When Celebrimbor woke up, it was night time. Through the open window drifted the familiar smells of Eregion in summer: musk roses, green things, and cat urine. He felt strange. He felt fine.

He got up and tiptoed, barefooted, to the window. Such a sky he had never seen; the stars were brighter that ever. Like silver fire they bloomed over heavens of blue-grey and slowly turned in majesty. A nightingale sang its song of liquid gold; it echoed through the quiet streets of Ost-in-Edhil.

Music drifted from the gardens below — music from some sort of harp, and then a song in a strange language, that he somehow understood.

There must be some kind of way outta here
Said the joker to the thief
There's too much confusion
I can't get no relief

Celebrimbor hurriedly covered himself in a green dressing gown and hurried downstairs. A boy with dark and curly hair — not elven — was playing an instrument that Celebrimbor somehow recognised as a guitar, although he had never seen one before.

There are many here among us
Who feel that life is but a joke
But you and I we've been through that
And this is not our fate
So let us stop talkin' falsely now
The hour's getting late, hey

He was with another youth who strangely reminded Celebrimbor of Elrond, despite his terrible haircut. The song went on for a while; Celebrimbor was entranced. When the last note had faded, he stepped forward, and the strangers looked at him with an uncanny familiarity. He felt as if he ought to know them.

"Hey Eddie," said the one who looked like Elrond, "we're not alone after all."

For some reason, Celebrimbor felt compelled to speak. "Welcome to Eregion," he said. "I hope you shall like it here."

In the morning, Celebrimbor found a girl with bushy hair exploring with unbridled passion the city archives — or, rather, a loremaster dragged her to him to complain that this girl he had never seen was ransacking his library. He ordered him to let her go, and the idea of tutoring her struck him as a good one. There was one, he felt, who one day would be able to give even the most learned a run for their money. Besides, little Celebrían, that her mother had left in his care while she was traveling beyond the Mountains, had latched unto the girl like a lamprey.

Another friendly stranger had witnessed the exchange with the loremaster; she introduced herself as Madam Pince, and offered to help him tidy up. Her system, she said, was very efficient. The loremaster fell in love.

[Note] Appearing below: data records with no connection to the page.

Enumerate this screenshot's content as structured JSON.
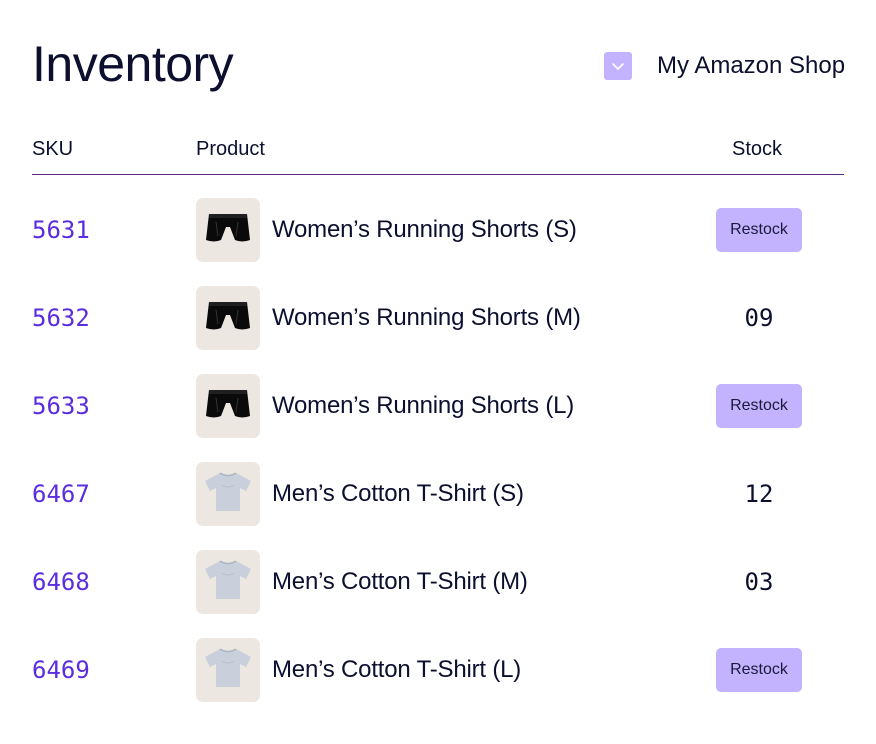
{
  "page_title": "Inventory",
  "shop_selector": {
    "label": "My Amazon Shop",
    "icon": "chevron-down-icon"
  },
  "table": {
    "headers": {
      "sku": "SKU",
      "product": "Product",
      "stock": "Stock"
    },
    "rows": [
      {
        "sku": "5631",
        "product": "Women’s Running Shorts (S)",
        "stock": "Restock",
        "image": "running-shorts-icon"
      },
      {
        "sku": "5632",
        "product": "Women’s Running Shorts (M)",
        "stock": "09",
        "image": "running-shorts-icon"
      },
      {
        "sku": "5633",
        "product": "Women’s Running Shorts (L)",
        "stock": "Restock",
        "image": "running-shorts-icon"
      },
      {
        "sku": "6467",
        "product": "Men’s Cotton T-Shirt (S)",
        "stock": "12",
        "image": "tshirt-icon"
      },
      {
        "sku": "6468",
        "product": "Men’s Cotton T-Shirt (M)",
        "stock": "03",
        "image": "tshirt-icon"
      },
      {
        "sku": "6469",
        "product": "Men’s Cotton T-Shirt (L)",
        "stock": "Restock",
        "image": "tshirt-icon"
      }
    ]
  },
  "colors": {
    "accent": "#c3b3ff",
    "sku_link": "#5b2de0",
    "text": "#0c0f2e",
    "divider": "#5c2a7a",
    "thumb_bg": "#ece7e1"
  }
}
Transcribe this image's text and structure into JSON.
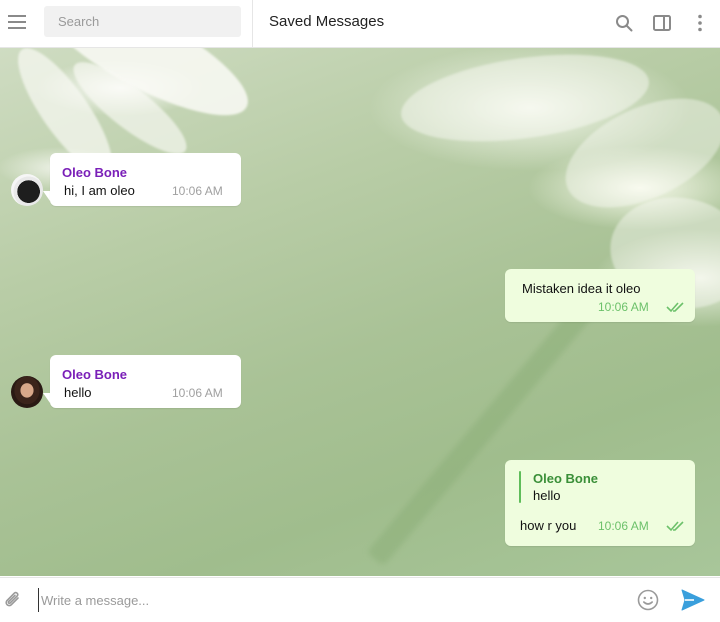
{
  "header": {
    "search_placeholder": "Search",
    "chat_title": "Saved Messages",
    "icons": [
      "menu-icon",
      "search-icon",
      "sidebar-toggle-icon",
      "more-vertical-icon"
    ]
  },
  "messages": [
    {
      "direction": "in",
      "sender": "Oleo Bone",
      "text": "hi, I am oleo",
      "time": "10:06 AM"
    },
    {
      "direction": "out",
      "text": "Mistaken idea it oleo",
      "time": "10:06 AM",
      "status": "read"
    },
    {
      "direction": "in",
      "sender": "Oleo Bone",
      "text": "hello",
      "time": "10:06 AM"
    },
    {
      "direction": "out",
      "reply_to": {
        "sender": "Oleo Bone",
        "text": "hello"
      },
      "text": "how r you",
      "time": "10:06 AM",
      "status": "read"
    }
  ],
  "composer": {
    "placeholder": "Write a message...",
    "icons": [
      "paperclip-icon",
      "emoji-icon",
      "send-icon"
    ]
  },
  "colors": {
    "incoming_bubble": "#ffffff",
    "outgoing_bubble": "#effdde",
    "sender_name": "#7a1fb8",
    "outgoing_time": "#6cc16a",
    "send_icon": "#3a9fdc"
  }
}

A tall man with dark greasy hair sometimes walked the streets. Celebrimbor asked his guards to keep an eye on him: the man reminded him of Maeglin.

Outside — outside — Varda Elentári, Queen of Stars, checked the logs with satisfaction. She was still, after all, the best terraforming nerd to be found, and she hid the simulation machine in a cupboard. If anybody asked, she was testing a new galactic shape, which she was — except that close to the heart of it, where stars were the most numerous and at their brightest, she had put a small planet copied quite exactly from the one in the main lab. She may not have access to the Archive's mainframes, but she could make do.

She had also taken a few liberties before integrating the sentient saves — the tiniest, really — barely worth mentioning. The humans would never grow old beyond adulthood, and never die unless they were slain. No big deal.

Someone knocked on her door. Aulë came in, carrying two big cups of coffee. The fancy kind, quark-infused.

"Everything's good?"

"It is," Varda said.

They sat and drank for a while in silence.

"I'm thinking of taking another cat. I miss Mister Truffles."

"Don't bring him here," joked Aulë.

An undergrad came and went, leaving behind a pile of copies. Varda looked at Aulë over her cup. "You're right," she said. "It's fun, messing with sentients."

"I never said that. Morgan did," Aulë protested.

"Yeah."

He carefully blowed over his coffee to cool it. "What will you tell the boss about the machine you took from the stock? It had been earmarked for Ulmo."

"He can work on his fluid mechanics on an older one. He doesn't need all that computing power for that."

"But won't he look for it?"

"No," said Varda with a shrewd smile. "It got lost in the inventory. We lose stuff all the time, after all."

Aulë made a noise of disbelief, so Varda explained herself a bit more. She had asked a friend to fix the inventory for her — a friend who wasn't one, who had been relegated to a glorified cupboard for the last few millennia, and did data entry all day long.

"You asked Melkor for help?! Are you mad?"

"Not quite. I gave him in exchange a tip about a job at the Archive. He was very interested."

Outside, a breeze of dark matter blew. It was a beautiful day. The simulation machine quietly hummed. All was well at the Arda Laboratory, and the multiverse outside.